Tendo como base os resultados do estudo HW 2019 em Portugal, é possível validar a relação entre colaboradores mais felizes e mais produtividade (Tabela 1).

Tabela 1. Colaboradores Felizes vs Não felizes. Impacto na produtividade.

Da análise da Tabela 1. é possível verificar que colaboradores felizes faltam menos 64,8%, têm menos 43,2% vontade de mudar de organização, sentem-se 10,7% mais produtivos, têm uma melhor relação com o chefe (+14,8%), maior abertura à mudança (+16,8%) e maior equilíbrio pessoal (+10%). Estas três últimas métricas foram obtidas através do modelo de saúde mental positiva que este ano avaliámos em simultâneo com o modelo de felicidade organizacional Happiness Works.

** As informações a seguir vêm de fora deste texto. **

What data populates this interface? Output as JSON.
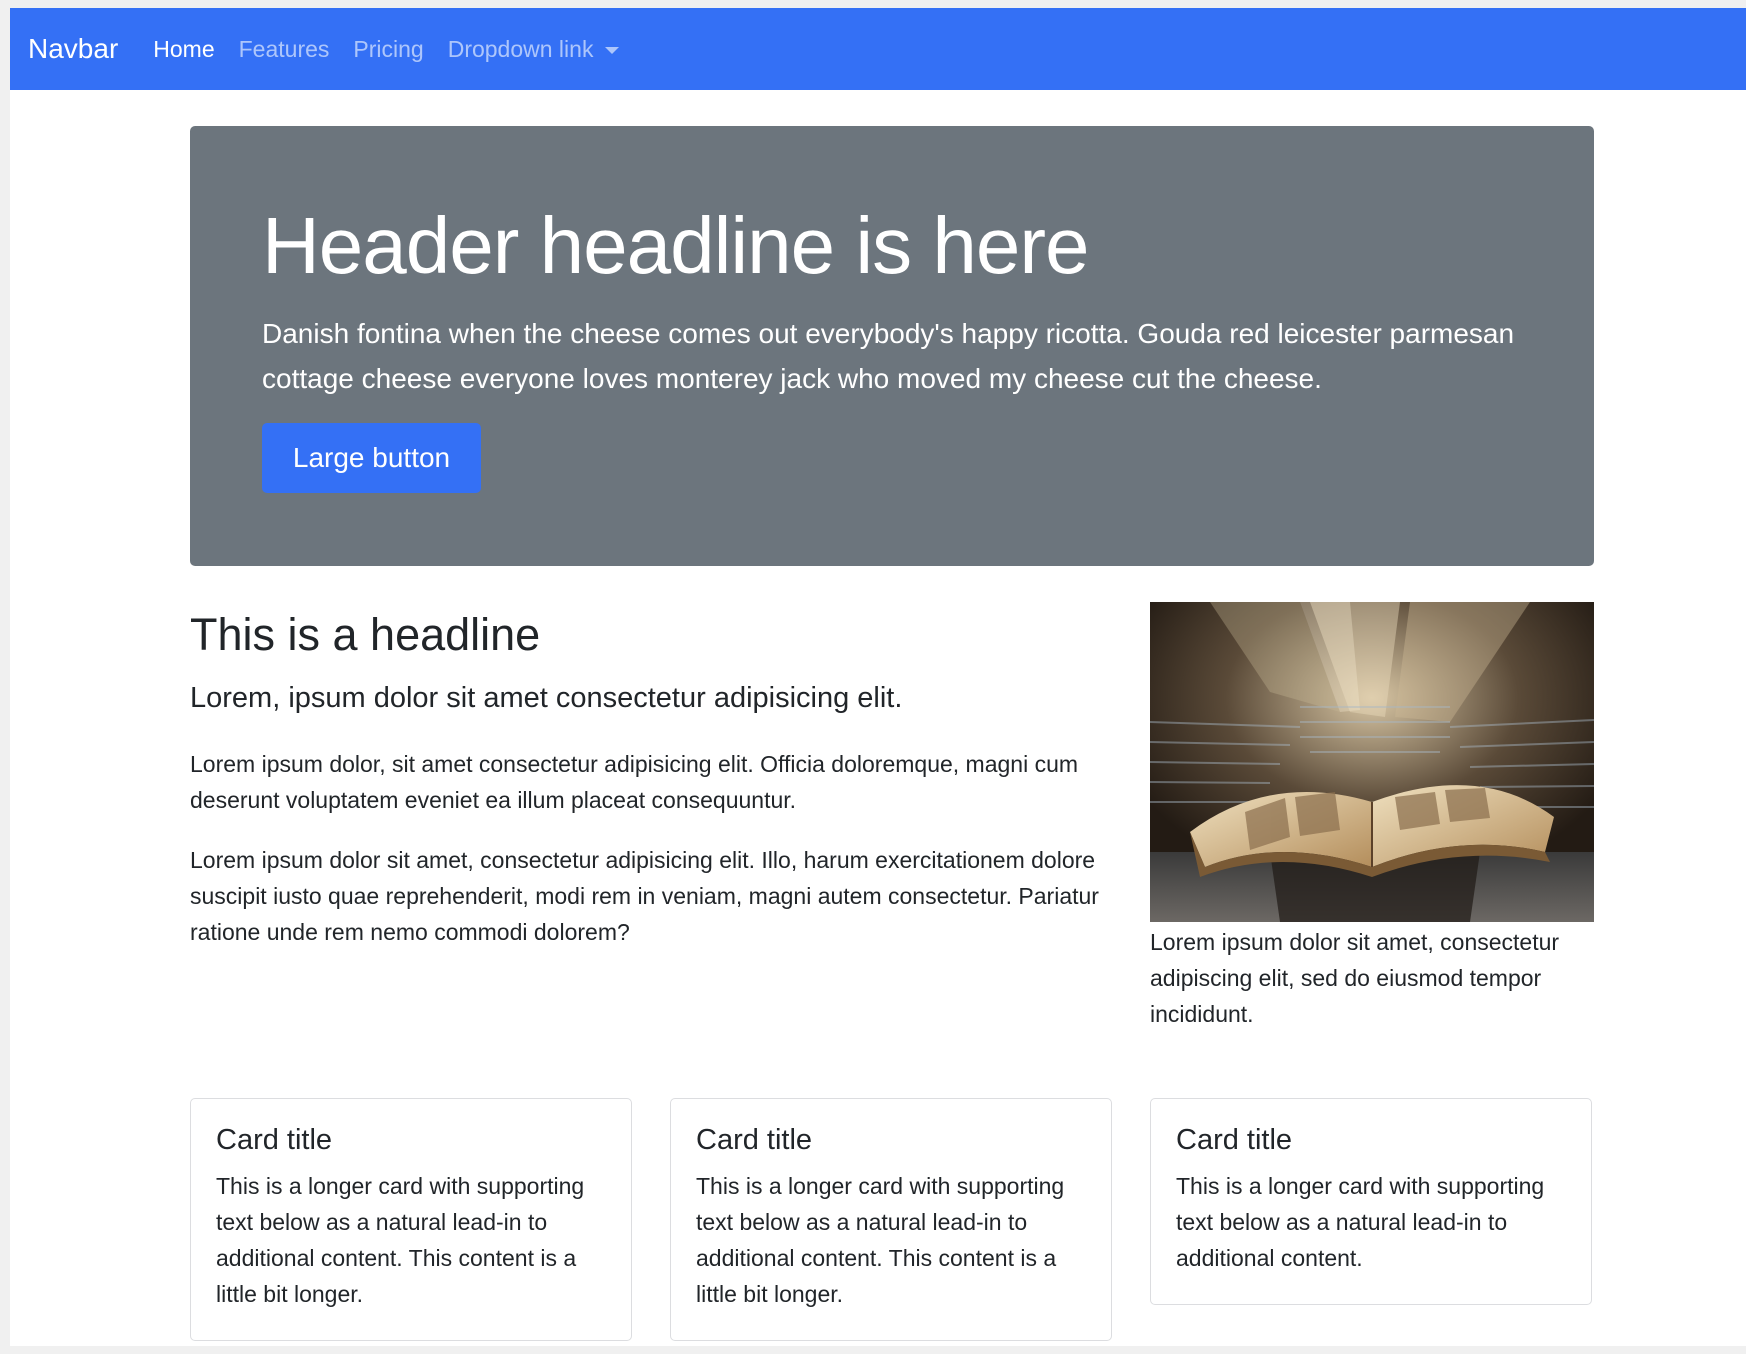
{
  "navbar": {
    "brand": "Navbar",
    "background_color": "#3470f5",
    "links": [
      {
        "label": "Home",
        "active": true
      },
      {
        "label": "Features",
        "active": false
      },
      {
        "label": "Pricing",
        "active": false
      },
      {
        "label": "Dropdown link",
        "active": false,
        "dropdown": true
      }
    ],
    "dropdown_icon": "caret-down-icon"
  },
  "hero": {
    "title": "Header headline is here",
    "lead": "Danish fontina when the cheese comes out everybody's happy ricotta. Gouda red leicester parmesan cottage cheese everyone loves monterey jack who moved my cheese cut the cheese.",
    "button_label": "Large button",
    "background_color": "#6c757d"
  },
  "article": {
    "headline": "This is a headline",
    "lead": "Lorem, ipsum dolor sit amet consectetur adipisicing elit.",
    "paragraphs": [
      "Lorem ipsum dolor, sit amet consectetur adipisicing elit. Officia doloremque, magni cum deserunt voluptatem eveniet ea illum placeat consequuntur.",
      "Lorem ipsum dolor sit amet, consectetur adipisicing elit. Illo, harum exercitationem dolore suscipit iusto quae reprehenderit, modi rem in veniam, magni autem consectetur. Pariatur ratione unde rem nemo commodi dolorem?"
    ]
  },
  "figure": {
    "image": "open-book-photo",
    "caption": "Lorem ipsum dolor sit amet, consectetur adipiscing elit, sed do eiusmod tempor incididunt."
  },
  "cards": [
    {
      "title": "Card title",
      "text": "This is a longer card with supporting text below as a natural lead-in to additional content. This content is a little bit longer."
    },
    {
      "title": "Card title",
      "text": "This is a longer card with supporting text below as a natural lead-in to additional content. This content is a little bit longer."
    },
    {
      "title": "Card title",
      "text": "This is a longer card with supporting text below as a natural lead-in to additional content."
    }
  ]
}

O nível de Felicidade Organizacional nos últimos 4 anos é de 3,8 (Gráfico 1), sendo que os profissionais portugueses são “quase felizes” (escala entre 1 e 5). Este nível de Felicidade Organizacional, quando comparado com os anos anteriores (2012 a 2015) reflecte a recuperação económica em Portugal, a maior preocupação das organizações em terem colaboradores felizes, mas, também, uma alteração cultural na forma como os profissionais portugueses encaram a sua vida profissional e pessoal. A insegurança passou a ser uma realidade com que temos de viver e a instabilidade profissional é um facto. Hoje, os profissionais estão muito mais abertos à mudança e risco. Perder um emprego é menos um problema e mais uma oportunidade para recriar a carreira ou iniciar um projeto próprio.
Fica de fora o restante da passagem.